Para que as organizações tenham realmente sucesso em IA e fluxos de trabalho autônomos, elas precisam solidificar sua governança de dados.
“A maioria das organizações não tem realmente um problema de IA em si. Eles têm problemas para conectar os dados ao fluxo de trabalho. Esse é o principal problema”, diz Jain. “Você não pode ter uma estratégia de IA sem uma estratégia de dados.”
O acesso aos dados e a liquidez são uma questão que afecta toda a indústria, observa ele, e embora a interoperabilidade tenha avançado nos últimos anos, ainda há espaço para crescimento. Ele acredita que todos, desde parceiros tecnológicos até reguladores, têm um papel a desempenhar na melhoria do compartilhamento de informações na área da saúde.
“À medida que pedimos aos agentes de IA que façam mais, é do nosso interesse garantir que trazemos toda a indústria nesta jornada, e não apenas um fornecedor”, diz Jain.
Sua infraestrutura é segura?
Para avançar nas iniciativas de dados e IA, as organizações de saúde devem modernizar a sua infraestrutura para garantir que os fluxos de trabalho sejam seguros e bem conectados.
“Muitas organizações estão lutando para acompanhar a IA e a segurança. Médicos e executivos têm todas essas expectativas em relação à IA, mas a segurança precisa ser central”, disse Cletis Earle, diretor de tecnologia da Healthcare. Citrix e ex-CIO do sistema de saúde.
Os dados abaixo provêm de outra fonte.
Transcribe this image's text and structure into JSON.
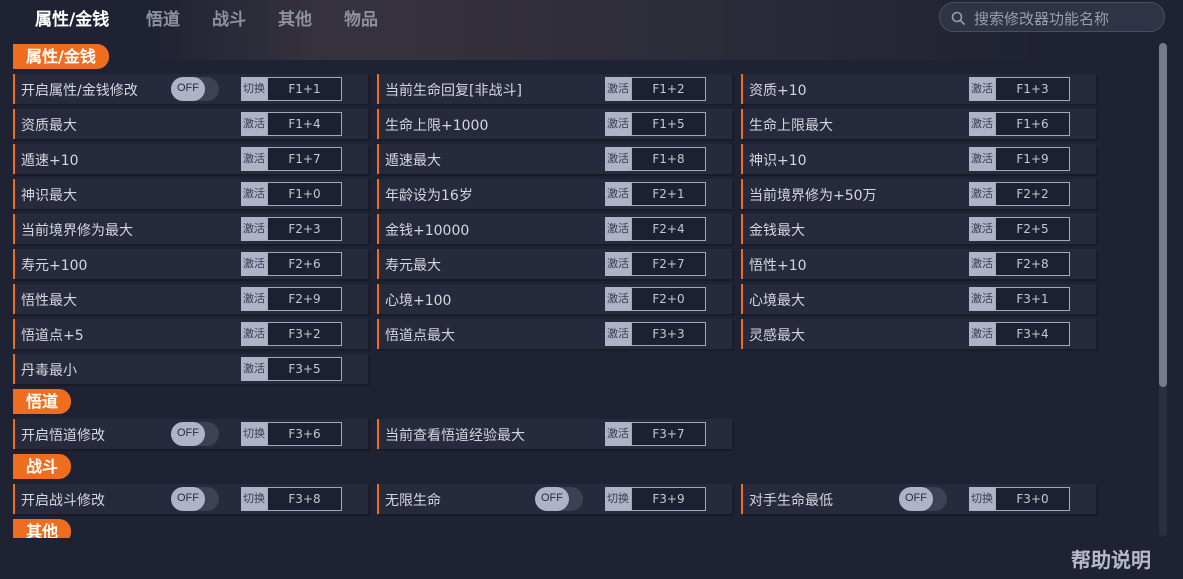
{
  "tabs": [
    {
      "label": "属性/金钱",
      "active": true
    },
    {
      "label": "悟道",
      "active": false
    },
    {
      "label": "战斗",
      "active": false
    },
    {
      "label": "其他",
      "active": false
    },
    {
      "label": "物品",
      "active": false
    }
  ],
  "search": {
    "placeholder": "搜索修改器功能名称",
    "value": ""
  },
  "sections": [
    {
      "title": "属性/金钱",
      "rows": [
        {
          "label": "开启属性/金钱修改",
          "toggle": "OFF",
          "type": "切换",
          "key": "F1+1"
        },
        {
          "label": "当前生命回复[非战斗]",
          "type": "激活",
          "key": "F1+2"
        },
        {
          "label": "资质+10",
          "type": "激活",
          "key": "F1+3"
        },
        {
          "label": "资质最大",
          "type": "激活",
          "key": "F1+4"
        },
        {
          "label": "生命上限+1000",
          "type": "激活",
          "key": "F1+5"
        },
        {
          "label": "生命上限最大",
          "type": "激活",
          "key": "F1+6"
        },
        {
          "label": "遁速+10",
          "type": "激活",
          "key": "F1+7"
        },
        {
          "label": "遁速最大",
          "type": "激活",
          "key": "F1+8"
        },
        {
          "label": "神识+10",
          "type": "激活",
          "key": "F1+9"
        },
        {
          "label": "神识最大",
          "type": "激活",
          "key": "F1+0"
        },
        {
          "label": "年龄设为16岁",
          "type": "激活",
          "key": "F2+1"
        },
        {
          "label": "当前境界修为+50万",
          "type": "激活",
          "key": "F2+2"
        },
        {
          "label": "当前境界修为最大",
          "type": "激活",
          "key": "F2+3"
        },
        {
          "label": "金钱+10000",
          "type": "激活",
          "key": "F2+4"
        },
        {
          "label": "金钱最大",
          "type": "激活",
          "key": "F2+5"
        },
        {
          "label": "寿元+100",
          "type": "激活",
          "key": "F2+6"
        },
        {
          "label": "寿元最大",
          "type": "激活",
          "key": "F2+7"
        },
        {
          "label": "悟性+10",
          "type": "激活",
          "key": "F2+8"
        },
        {
          "label": "悟性最大",
          "type": "激活",
          "key": "F2+9"
        },
        {
          "label": "心境+100",
          "type": "激活",
          "key": "F2+0"
        },
        {
          "label": "心境最大",
          "type": "激活",
          "key": "F3+1"
        },
        {
          "label": "悟道点+5",
          "type": "激活",
          "key": "F3+2"
        },
        {
          "label": "悟道点最大",
          "type": "激活",
          "key": "F3+3"
        },
        {
          "label": "灵感最大",
          "type": "激活",
          "key": "F3+4"
        },
        {
          "label": "丹毒最小",
          "type": "激活",
          "key": "F3+5"
        }
      ]
    },
    {
      "title": "悟道",
      "rows": [
        {
          "label": "开启悟道修改",
          "toggle": "OFF",
          "type": "切换",
          "key": "F3+6"
        },
        {
          "label": "当前查看悟道经验最大",
          "type": "激活",
          "key": "F3+7"
        }
      ]
    },
    {
      "title": "战斗",
      "rows": [
        {
          "label": "开启战斗修改",
          "toggle": "OFF",
          "type": "切换",
          "key": "F3+8"
        },
        {
          "label": "无限生命",
          "toggle": "OFF",
          "type": "切换",
          "key": "F3+9"
        },
        {
          "label": "对手生命最低",
          "toggle": "OFF",
          "type": "切换",
          "key": "F3+0"
        }
      ]
    },
    {
      "title": "其他",
      "rows": []
    }
  ],
  "help_label": "帮助说明",
  "colors": {
    "accent": "#ee6d1e",
    "background": "#1f2233",
    "row": "#272a3c"
  }
}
Isso significa fundamentando a inovação na confiança zero e criar ambientes como sandboxes onde as equipes podem experimentar IA em um ambiente controlado. Afinal de contas, os profissionais de saúde não são estranhos às situações de emergência, pelo que a formação contínua em segurança deve fazer parte da mudança.
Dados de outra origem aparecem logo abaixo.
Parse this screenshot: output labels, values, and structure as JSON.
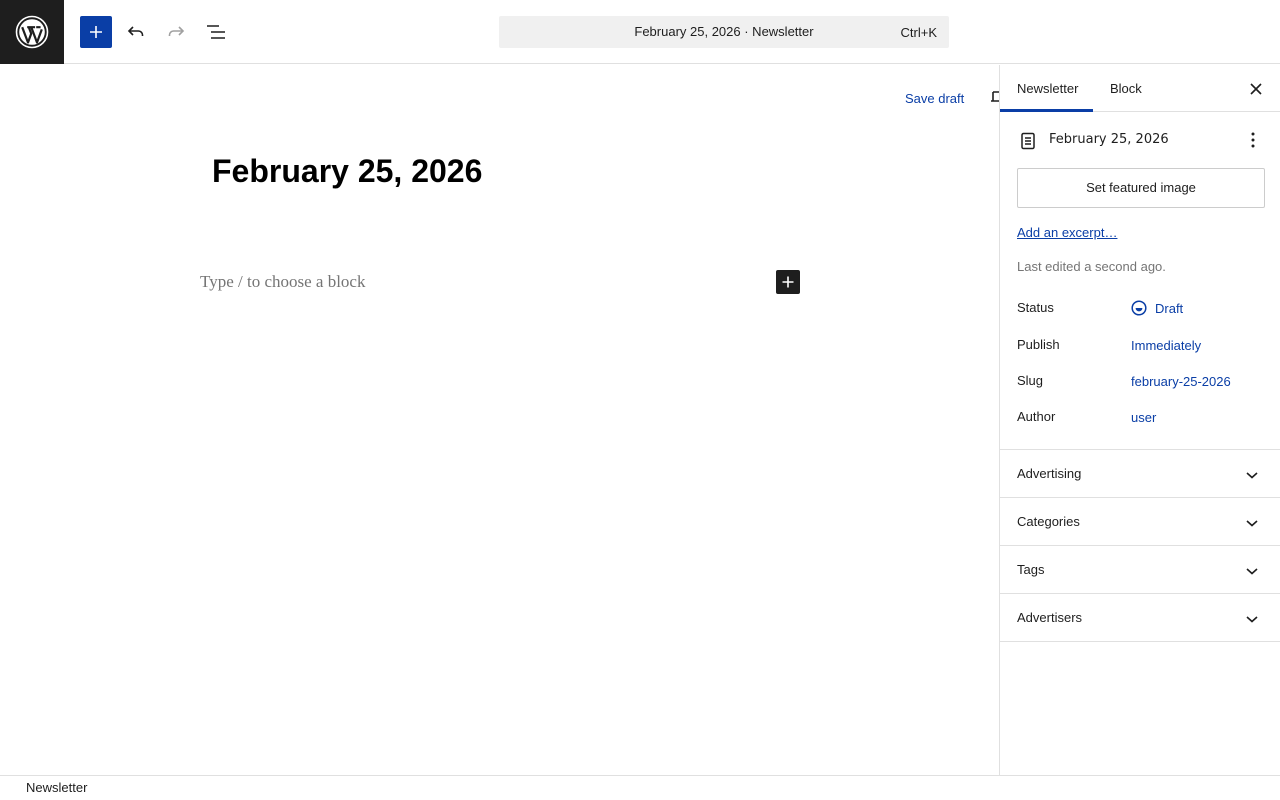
{
  "header": {
    "logo_icon": "wordpress-logo-icon",
    "add_block_icon": "plus-icon",
    "undo_icon": "undo-icon",
    "redo_icon": "redo-icon",
    "document_overview_icon": "list-view-icon",
    "command_bar": {
      "title": "February 25, 2026 · Newsletter",
      "shortcut": "Ctrl+K"
    },
    "accent_color": "#0a3ea6"
  },
  "editor": {
    "save_draft_label": "Save draft",
    "preview_icon": "desktop-preview-icon",
    "post_title": "February 25, 2026",
    "block_placeholder": "Type / to choose a block",
    "inline_add_icon": "plus-icon"
  },
  "sidebar": {
    "tabs": [
      {
        "label": "Newsletter",
        "active": true
      },
      {
        "label": "Block",
        "active": false
      }
    ],
    "close_icon": "close-icon",
    "summary": {
      "icon": "post-document-icon",
      "title": "February 25, 2026",
      "more_icon": "more-vertical-icon",
      "featured_image_label": "Set featured image",
      "excerpt_link": "Add an excerpt…",
      "last_edited": "Last edited a second ago.",
      "meta": [
        {
          "label": "Status",
          "value": "Draft",
          "icon": "draft-status-icon"
        },
        {
          "label": "Publish",
          "value": "Immediately"
        },
        {
          "label": "Slug",
          "value": "february-25-2026"
        },
        {
          "label": "Author",
          "value": "user"
        }
      ]
    },
    "panels": [
      {
        "title": "Advertising",
        "expanded": false
      },
      {
        "title": "Categories",
        "expanded": false
      },
      {
        "title": "Tags",
        "expanded": false
      },
      {
        "title": "Advertisers",
        "expanded": false
      }
    ],
    "panel_chevron_icon": "chevron-down-icon"
  },
  "footer": {
    "breadcrumb": "Newsletter"
  }
}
“Como podemos ajudar todos a se tornarem mais resilientes? Como podemos ajudar as pessoas a fazer exercícios mais ativos à mesa? O que acontece quando há um tempo de inatividade, quando os sistemas precisam ser atualizados ou precisam de uma grande atualização?” Conde diz. “Recomendo treinamento durante todo o ano, microtreinamento de diferentes departamentos. Basta continuar treinando suas equipes.”
As organizações talvez nem precisem estourar seus orçamentos. Muitas vezes, otimizar o que já está disponível também pode funcionar, observa Earl. O parceiro pode ajudar a melhorar os sistemas de saúde que já possuievitando que os custos aumentem.
“É isso que o CFO quer ouvir: quais são as coisas que já possuímos e podemos continuar a usar, mas que podem estar sendo subutilizadas, e como esses ajustes podem ajudar?” ele acrescenta.